Charter Will Test ‘TV Everywhere’
By Thomas Umstead -- Multichannel News, 8/2/2010 12:01:00 AM
Charter Communications is the latest cable operator to test the “TV Everywhere” model, rolling out a test trial of a multiplatform programming offering last week to as many as 10,000 subscribers.
Charter’s not-yet-branded TV Everywhere package will feature eight to 10 cable channels, including the recently launched online channels from Turner Broadcasting Systemowned networks TNT and TBS; Comcast-owned networks Style, G4, and E!; and NBC Universal-owned The Weather Channel, Charter director of product management Graham Williams said.

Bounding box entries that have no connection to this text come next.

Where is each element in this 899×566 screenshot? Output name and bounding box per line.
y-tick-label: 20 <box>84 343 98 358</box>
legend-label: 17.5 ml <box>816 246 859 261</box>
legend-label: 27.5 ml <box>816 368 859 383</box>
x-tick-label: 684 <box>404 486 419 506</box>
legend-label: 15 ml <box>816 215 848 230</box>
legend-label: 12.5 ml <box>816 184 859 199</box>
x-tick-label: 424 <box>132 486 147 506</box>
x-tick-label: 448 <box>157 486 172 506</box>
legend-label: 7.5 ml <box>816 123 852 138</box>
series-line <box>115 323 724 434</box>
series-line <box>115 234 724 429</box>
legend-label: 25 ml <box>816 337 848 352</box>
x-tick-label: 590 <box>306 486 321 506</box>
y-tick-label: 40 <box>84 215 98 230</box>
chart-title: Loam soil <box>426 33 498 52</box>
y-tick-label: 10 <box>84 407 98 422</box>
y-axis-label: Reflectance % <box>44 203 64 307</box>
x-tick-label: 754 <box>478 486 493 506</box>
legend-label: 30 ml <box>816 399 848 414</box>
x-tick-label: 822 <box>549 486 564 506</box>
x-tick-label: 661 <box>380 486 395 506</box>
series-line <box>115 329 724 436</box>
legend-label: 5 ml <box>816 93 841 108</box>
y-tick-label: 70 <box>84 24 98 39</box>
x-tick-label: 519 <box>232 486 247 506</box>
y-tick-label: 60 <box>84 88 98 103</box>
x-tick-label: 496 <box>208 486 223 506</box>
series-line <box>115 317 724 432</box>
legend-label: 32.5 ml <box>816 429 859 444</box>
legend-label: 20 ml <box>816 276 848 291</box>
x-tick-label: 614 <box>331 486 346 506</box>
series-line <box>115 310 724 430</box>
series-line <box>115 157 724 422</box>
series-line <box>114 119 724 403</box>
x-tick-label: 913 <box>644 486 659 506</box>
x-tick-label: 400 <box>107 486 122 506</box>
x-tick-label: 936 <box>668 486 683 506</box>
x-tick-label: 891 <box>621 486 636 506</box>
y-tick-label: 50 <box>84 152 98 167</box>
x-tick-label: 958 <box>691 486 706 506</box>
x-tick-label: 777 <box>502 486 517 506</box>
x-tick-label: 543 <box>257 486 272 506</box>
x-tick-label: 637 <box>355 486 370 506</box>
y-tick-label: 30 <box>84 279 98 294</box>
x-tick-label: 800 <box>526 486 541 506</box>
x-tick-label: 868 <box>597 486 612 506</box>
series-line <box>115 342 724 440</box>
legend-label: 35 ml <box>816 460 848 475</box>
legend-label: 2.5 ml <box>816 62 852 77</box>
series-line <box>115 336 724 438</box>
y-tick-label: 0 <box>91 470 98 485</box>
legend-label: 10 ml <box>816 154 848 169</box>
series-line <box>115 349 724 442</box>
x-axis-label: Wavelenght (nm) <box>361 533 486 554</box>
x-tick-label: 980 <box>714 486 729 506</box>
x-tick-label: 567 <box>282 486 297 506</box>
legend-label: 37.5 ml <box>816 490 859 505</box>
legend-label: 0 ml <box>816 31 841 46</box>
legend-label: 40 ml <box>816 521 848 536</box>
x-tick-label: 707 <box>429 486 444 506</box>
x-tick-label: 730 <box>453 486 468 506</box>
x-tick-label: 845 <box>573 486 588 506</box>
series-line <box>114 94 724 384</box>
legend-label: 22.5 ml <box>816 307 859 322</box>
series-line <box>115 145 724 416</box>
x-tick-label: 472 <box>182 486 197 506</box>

The trial is taking place across the MSO’s footprint
and includes 5,000 to 10,000 Charter subscribers from
such cities as St. Louis and Madison, Wisc., as well as
smaller communities such as Chicopee, Mass., and Kennewick,
Wash.
Charter cable customers who subscribe to packages that
include those channels will be able to use passwords to access
streaming video from the participating networks online
during the trial, Williams said.
While all trial participants are subscribers to Charter’s broadband Internet service, Williams said that all of the MSO’s video customers, regardless of Internet provider, will be able to access the MSO’s TV Everywhere features.
Charter expects to run the trial through the rest of the year before determining whether to go companywide.

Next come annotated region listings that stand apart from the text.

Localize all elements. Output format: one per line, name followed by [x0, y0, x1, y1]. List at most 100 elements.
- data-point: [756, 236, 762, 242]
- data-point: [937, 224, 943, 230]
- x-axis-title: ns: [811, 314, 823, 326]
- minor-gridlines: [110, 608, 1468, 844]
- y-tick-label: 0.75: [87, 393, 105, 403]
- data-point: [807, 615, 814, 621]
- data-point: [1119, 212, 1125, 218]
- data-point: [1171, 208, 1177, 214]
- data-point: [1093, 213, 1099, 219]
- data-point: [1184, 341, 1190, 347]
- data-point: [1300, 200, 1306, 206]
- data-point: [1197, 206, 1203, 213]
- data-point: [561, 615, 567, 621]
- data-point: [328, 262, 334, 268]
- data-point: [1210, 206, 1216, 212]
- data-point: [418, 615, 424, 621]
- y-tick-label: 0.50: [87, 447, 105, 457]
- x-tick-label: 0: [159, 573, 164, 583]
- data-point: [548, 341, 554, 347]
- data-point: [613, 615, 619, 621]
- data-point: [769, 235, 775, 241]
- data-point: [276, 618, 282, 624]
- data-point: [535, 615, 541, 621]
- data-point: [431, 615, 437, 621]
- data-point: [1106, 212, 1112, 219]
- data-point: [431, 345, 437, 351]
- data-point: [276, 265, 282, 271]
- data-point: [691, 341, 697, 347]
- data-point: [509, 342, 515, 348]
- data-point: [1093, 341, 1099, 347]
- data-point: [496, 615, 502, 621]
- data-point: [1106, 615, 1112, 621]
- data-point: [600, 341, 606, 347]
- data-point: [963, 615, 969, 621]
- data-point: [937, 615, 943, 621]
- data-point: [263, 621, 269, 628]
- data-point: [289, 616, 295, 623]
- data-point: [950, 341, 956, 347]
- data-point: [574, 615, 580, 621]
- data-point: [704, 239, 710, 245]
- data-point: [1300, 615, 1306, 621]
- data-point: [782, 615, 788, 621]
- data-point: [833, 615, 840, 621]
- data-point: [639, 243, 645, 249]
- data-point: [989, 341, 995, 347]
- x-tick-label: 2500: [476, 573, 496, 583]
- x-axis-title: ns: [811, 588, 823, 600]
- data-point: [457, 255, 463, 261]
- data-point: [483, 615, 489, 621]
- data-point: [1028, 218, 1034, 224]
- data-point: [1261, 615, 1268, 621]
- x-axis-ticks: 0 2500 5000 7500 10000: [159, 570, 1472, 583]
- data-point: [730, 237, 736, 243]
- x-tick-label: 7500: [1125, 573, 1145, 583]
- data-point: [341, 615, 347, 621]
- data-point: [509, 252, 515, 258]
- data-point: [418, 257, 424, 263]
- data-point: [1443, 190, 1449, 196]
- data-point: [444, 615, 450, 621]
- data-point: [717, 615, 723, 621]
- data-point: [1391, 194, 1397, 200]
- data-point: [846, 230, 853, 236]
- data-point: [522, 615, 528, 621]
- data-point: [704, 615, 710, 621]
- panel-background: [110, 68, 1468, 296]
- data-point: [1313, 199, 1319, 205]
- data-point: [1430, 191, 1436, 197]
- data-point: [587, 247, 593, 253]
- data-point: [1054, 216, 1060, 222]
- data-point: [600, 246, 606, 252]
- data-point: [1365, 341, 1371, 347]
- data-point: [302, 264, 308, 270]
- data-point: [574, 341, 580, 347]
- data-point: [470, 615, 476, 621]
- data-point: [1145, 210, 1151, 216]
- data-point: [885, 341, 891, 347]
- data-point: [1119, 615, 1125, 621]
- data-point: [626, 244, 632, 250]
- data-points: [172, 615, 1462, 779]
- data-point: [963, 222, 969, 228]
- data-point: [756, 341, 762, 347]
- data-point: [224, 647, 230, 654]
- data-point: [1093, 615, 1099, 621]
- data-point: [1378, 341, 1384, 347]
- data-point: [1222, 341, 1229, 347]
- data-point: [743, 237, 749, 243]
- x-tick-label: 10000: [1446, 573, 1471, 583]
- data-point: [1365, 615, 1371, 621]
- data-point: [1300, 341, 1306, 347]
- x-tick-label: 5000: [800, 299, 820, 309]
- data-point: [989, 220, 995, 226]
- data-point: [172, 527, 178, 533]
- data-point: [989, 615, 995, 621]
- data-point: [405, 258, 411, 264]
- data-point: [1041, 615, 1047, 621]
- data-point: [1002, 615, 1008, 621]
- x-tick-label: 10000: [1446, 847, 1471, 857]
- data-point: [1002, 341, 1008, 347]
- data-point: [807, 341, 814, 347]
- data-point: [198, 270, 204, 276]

“We’re really focused on trying to make sure that we can provide extended value to our customers for being in a relationship with Charter, and being part of that is providing access to media content that they otherwise would not be able to get,” Williams said. “What we want to do is continue to take steps to offer more value to the customers and the trial is one piece of that.”

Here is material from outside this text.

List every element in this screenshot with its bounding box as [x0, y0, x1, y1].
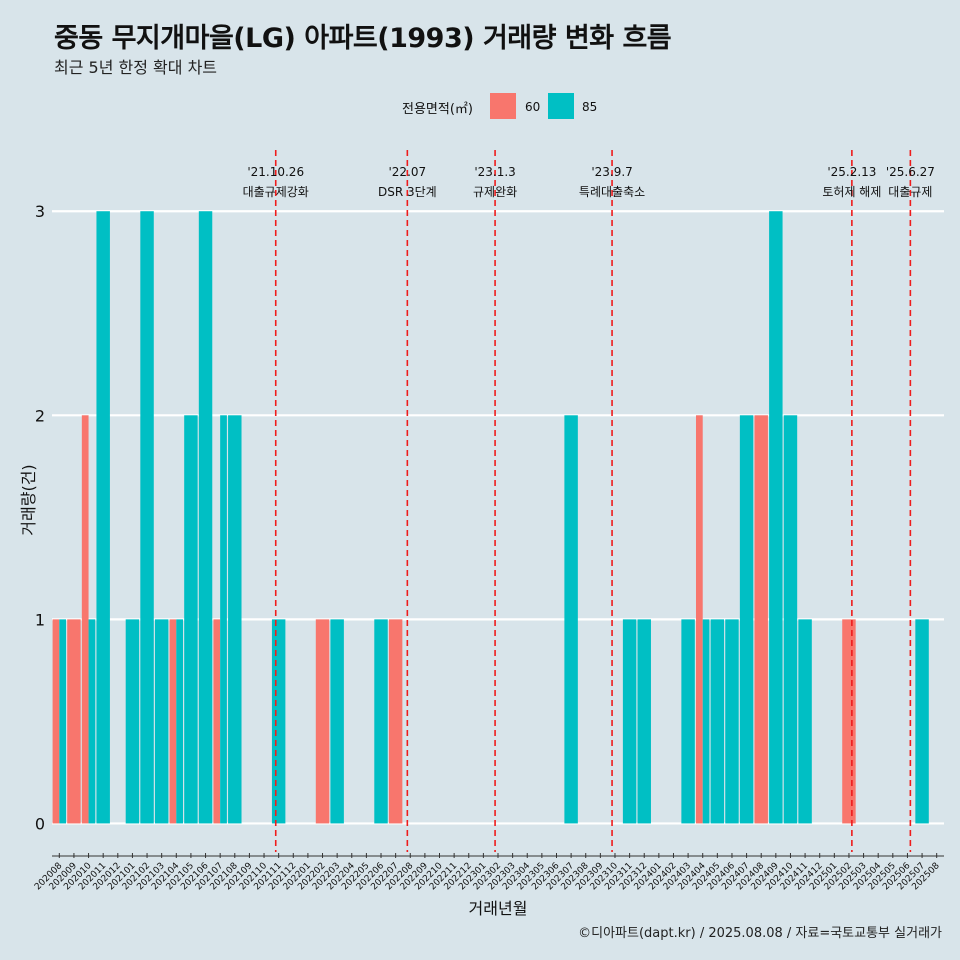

Charter also offers the ESPN3 event-centric broadband service to subscribers and last week launched the multiplatform Epix, a premium movie channel owned jointly by MGM, Paramount Pictures and Lions Gate Entertainment.
Charter joins such distributors as Time Warner Cable, Comcast, Verizon Communications and AT&T in testing the authentication-based model that allows paying cable consumers to watch TV shows for free online, in an effort to appease consumers who want to watch their favorite shows on multiple screens.
“We’ve heard loud and clear that our customers would like to access programming on their computers in the home while their spouse or someone else is watching the TV or when they’re out traveling on trips or about town,” Williams said. “The concept has resonated really well — now we just have to put it into practice to see if the concept and the experience matches up.”